Terrorist elements, largely backed by Iran, have dug a labyrinth of tunnels underneath the border between the Sinai Peninsula and the Gaza Strip, which are often used to smuggle goods as well as crude and advanced weaponry.
The official but chilly peace that exists between Israel and Egypt also has been called into question by some Brotherhood officials who have been outspoken in their desire to modify the treaty in areas such as troop and equipment deployments in the Sinai.
The Arab Spring has also empowered hardline elements who have called for the modification or eradication of Egypt’s ling-standing peace treaty with Israel. Egypt’s Muslim Brotherhood-linked president, Mohammed Morsi, has himself suggested in numerous interviews that the context of the treaty needs to be revaluated.
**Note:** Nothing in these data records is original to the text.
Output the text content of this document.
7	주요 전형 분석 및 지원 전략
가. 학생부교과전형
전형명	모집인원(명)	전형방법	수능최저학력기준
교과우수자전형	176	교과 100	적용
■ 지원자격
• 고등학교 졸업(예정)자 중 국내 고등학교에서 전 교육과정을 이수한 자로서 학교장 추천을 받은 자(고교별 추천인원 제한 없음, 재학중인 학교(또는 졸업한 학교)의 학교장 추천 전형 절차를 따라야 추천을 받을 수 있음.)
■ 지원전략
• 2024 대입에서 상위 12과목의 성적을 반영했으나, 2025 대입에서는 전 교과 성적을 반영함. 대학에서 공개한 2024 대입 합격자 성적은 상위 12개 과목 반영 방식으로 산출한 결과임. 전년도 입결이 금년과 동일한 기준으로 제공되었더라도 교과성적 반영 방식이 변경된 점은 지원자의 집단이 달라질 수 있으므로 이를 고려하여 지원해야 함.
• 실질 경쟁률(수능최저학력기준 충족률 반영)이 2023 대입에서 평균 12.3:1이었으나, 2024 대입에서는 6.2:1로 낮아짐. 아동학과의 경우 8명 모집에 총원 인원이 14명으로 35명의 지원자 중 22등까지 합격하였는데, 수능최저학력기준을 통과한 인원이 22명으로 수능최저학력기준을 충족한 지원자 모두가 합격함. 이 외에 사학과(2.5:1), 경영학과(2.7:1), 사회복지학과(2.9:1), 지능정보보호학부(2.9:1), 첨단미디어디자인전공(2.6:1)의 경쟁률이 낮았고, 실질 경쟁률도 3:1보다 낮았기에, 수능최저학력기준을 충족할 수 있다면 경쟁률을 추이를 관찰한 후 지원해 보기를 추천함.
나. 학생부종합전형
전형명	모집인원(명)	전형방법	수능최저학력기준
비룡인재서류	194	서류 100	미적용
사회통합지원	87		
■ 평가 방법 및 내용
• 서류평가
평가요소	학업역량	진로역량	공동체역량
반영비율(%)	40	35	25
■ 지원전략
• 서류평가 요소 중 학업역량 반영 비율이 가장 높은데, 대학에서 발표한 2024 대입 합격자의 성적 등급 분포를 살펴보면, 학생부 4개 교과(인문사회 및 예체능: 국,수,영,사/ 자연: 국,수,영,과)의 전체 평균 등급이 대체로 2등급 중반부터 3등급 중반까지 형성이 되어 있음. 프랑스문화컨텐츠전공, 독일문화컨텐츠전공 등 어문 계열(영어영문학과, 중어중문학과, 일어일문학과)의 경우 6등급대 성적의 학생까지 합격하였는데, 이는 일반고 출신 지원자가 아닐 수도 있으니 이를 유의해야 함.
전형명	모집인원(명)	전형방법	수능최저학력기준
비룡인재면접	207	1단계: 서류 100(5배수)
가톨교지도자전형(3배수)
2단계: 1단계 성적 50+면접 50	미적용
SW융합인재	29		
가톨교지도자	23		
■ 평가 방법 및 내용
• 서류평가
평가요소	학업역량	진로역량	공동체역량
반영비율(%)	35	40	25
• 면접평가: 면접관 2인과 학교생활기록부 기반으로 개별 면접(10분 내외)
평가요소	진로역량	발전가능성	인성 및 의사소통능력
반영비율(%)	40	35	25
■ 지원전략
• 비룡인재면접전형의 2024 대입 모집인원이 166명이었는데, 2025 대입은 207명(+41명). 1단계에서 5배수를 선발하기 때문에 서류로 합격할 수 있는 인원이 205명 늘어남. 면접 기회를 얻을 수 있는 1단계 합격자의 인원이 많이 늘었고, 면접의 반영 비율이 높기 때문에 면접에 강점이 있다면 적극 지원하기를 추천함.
Last week, the Egyptian Muslim Brotherhood elected Saad al-Katani as its new leader, filling a slot left open when Morsi formally resigned from the group in order to assume office. The vote was considered a relative victory for hardliners in the Muslim Brotherhood, with Katani defeating the more moderate Essam el-Erian for the position and declaring that he seeks to "implement righteous rule based on Islamic sharia laws."
The election came in the aftermath of the Muslim Brotherhood's supreme leader, Mohammed Badie, being quoted to the effect that "Jews have increased the corruption in the world, and shed the blood of (Muslims)."
Jewish groups charged with monitoring anti-Jewish hatred have raised alarm bells over the speech and other explicitly anti-Semitic incitement at the highest levels of the Muslim Brotherhood. A new video showing Morsi's participation in a prayer calling for the destruction and dispersal of Jews is likely to heighten those concerns.